Assignments of the 64 codons of the genetic code. The bases of the codon table are arranged according to their specific error robustness: least (top), middle (left), and most robust (right). An amino acid’s slot is coloured according to its polar requirement to illustrate chemical similarity. Its aminoacyl-tRNA synthetase class is I or II. (a) The highly ordered standard genetic code. Stop codon slots are coloured white. (b) A highly robust artificial code emerging from the iterated learning model. Stop codons were not included in the model.

Figure 2

‘Black box’ of a protocell’s primitive translation system. For simplicity, and following previous work on the iterated learning model, we used a fully interconnected feed-forward multi-layer perceptron network to model the translational mapping from a codon to its corresponding amino acid. There are three input nodes, one for each of a codon’s bases. The order of base positions is arbitrary and interchangeable (no third base ‘wobble’). There are six hidden nodes.

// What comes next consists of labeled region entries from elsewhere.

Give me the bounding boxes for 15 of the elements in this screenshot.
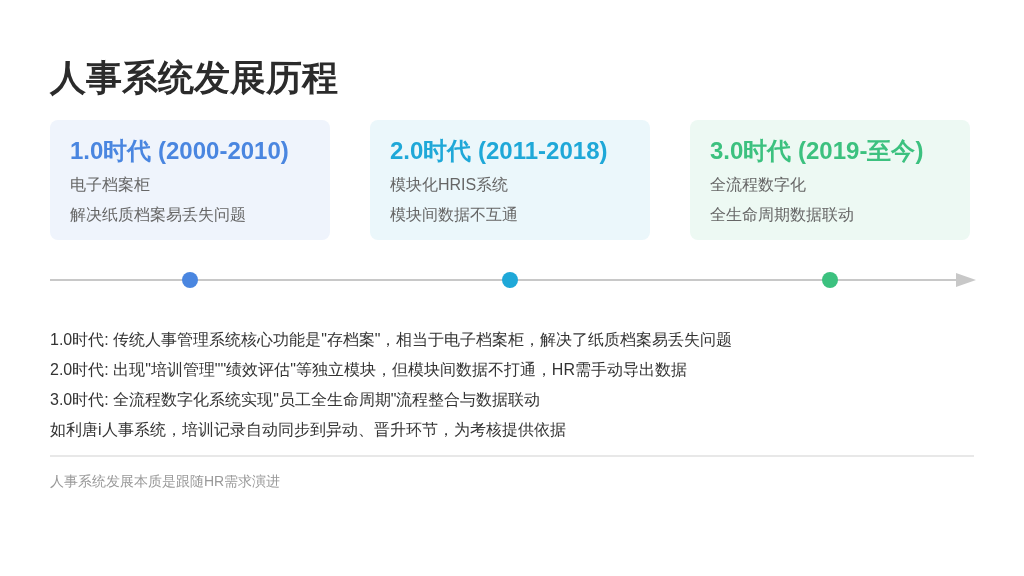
era-description: 解决纸质档案易丢失问题: [70, 205, 247, 225]
era-description: 电子档案柜: [70, 175, 151, 195]
note-text: 1.0时代: 传统人事管理系统核心功能是"存档案"，相当于电子档案柜，解决了纸质档案易丢失问题: [50, 330, 734, 350]
page-title: 人事系统发展历程: [50, 56, 339, 100]
footer-text: 人事系统发展本质是跟随HR需求演进: [50, 472, 282, 491]
era-description: 模块间数据不互通: [390, 205, 519, 225]
era-description: 全流程数字化: [710, 175, 807, 195]
note-text: 2.0时代: 出现"培训管理""绩效评估"等独立模块，但模块间数据不打通，HR需手动导出数据: [50, 360, 688, 380]
era-heading: 2.0时代 (2011-2018): [390, 136, 609, 166]
note-text: 3.0时代: 全流程数字化系统实现"员工全生命周期"流程整合与数据联动: [50, 390, 542, 410]
era-heading: 3.0时代 (2019-至今): [710, 136, 925, 166]
note-text: 如利唐i人事系统，培训记录自动同步到异动、晋升环节，为考核提供依据: [50, 420, 567, 440]
era-description: 全生命周期数据联动: [710, 205, 855, 225]
era-description: 模块化HRIS系统: [390, 175, 510, 195]
era-heading: 1.0时代 (2000-2010): [70, 136, 290, 166]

Output is an 11-dimensional vector that specifies an amino acid in terms of properties by which it can be uniquely distinguished in chemical space.

Figure 3

A model of communal evolution of the genetic code. (a) A small group of protocells is initialized such that their ‘black box’ primitive translation systems encode random genetic codes consisting of few amino acids. Then the ‘iterative learning’ cycle begins. (b) Two protocells are randomly selected for horizontal transfer of a fragment of the donor’s genetic code to the recipient. (c) A small subset of codon assignments is randomly chosen and transferred; occasionally, codon assignment inaccuracies can occur in the transferred components. (d) The recipient adjusts its genetic code to be more like the donor’s code according to the received assignments. (e) The process of horizontal transfer is completed. Then the cycle starts again by going back to (b).

Figure 4

Emergence of artificial genetic codes. Results are averaged from 50 runs and plotted in intervals of 500 transfers. Expressivity counts the receiver’s encoded amino acids after a transfer (range [1, 20]), plotted as a box plot where the dark green bar represents the overall mean, the lighter green bar represents lower and upper quartiles, dotted lines represent minimum and maximum non-outliers, and circles represent outliers. Δ_code represents optimality as the code’s robustness to single nucleotide changes (red box plot). The standard genetic code (SGC) has an expressivity of 20, the number of amino acids encoded in the code. The Δ_code of SGC’s codons (excluding stop codons) is 5.24 (red line). The most robust artificial code with the same expressivity as the SGC has a Δ_code of 4.17 (see Fig. 1b for details). Universality is measured as the average distance between all codes in a group of protocells, where distance is calculated as the number of different codon assignments (range [0, 64]). We plot the overall mean distance and its standard deviation, with the final average of 16.86 different assignments being the smallest overall average encountered for the duration of these runs.

Figure 5

Regularities of the artificial genetic codes. We analysed the average properties of the 50 most optimal artificial genetic codes, one from each of 50 the independent runs. (a) Like the standard genetic code, the class of simple amino acids has more assignments than the complex and sulfur classes (red). This may partly result from the fact that the simple class is more frequent among the 20 encoded amino acids, but this tendency remains even if we correct for the unequal distribution of classes (blue). (b) Like the standard genetic code, there is a positive correlation between an amino acid’s frequency in proteins, modelled in terms of probability of amino acid transfer, and number of assignments (black). And there is also a negative correlation between its molecular weight and number of assignments (purple). Again, this may partly result from the fact that lighter amino acids are more frequent among the 20 encoded amino acids.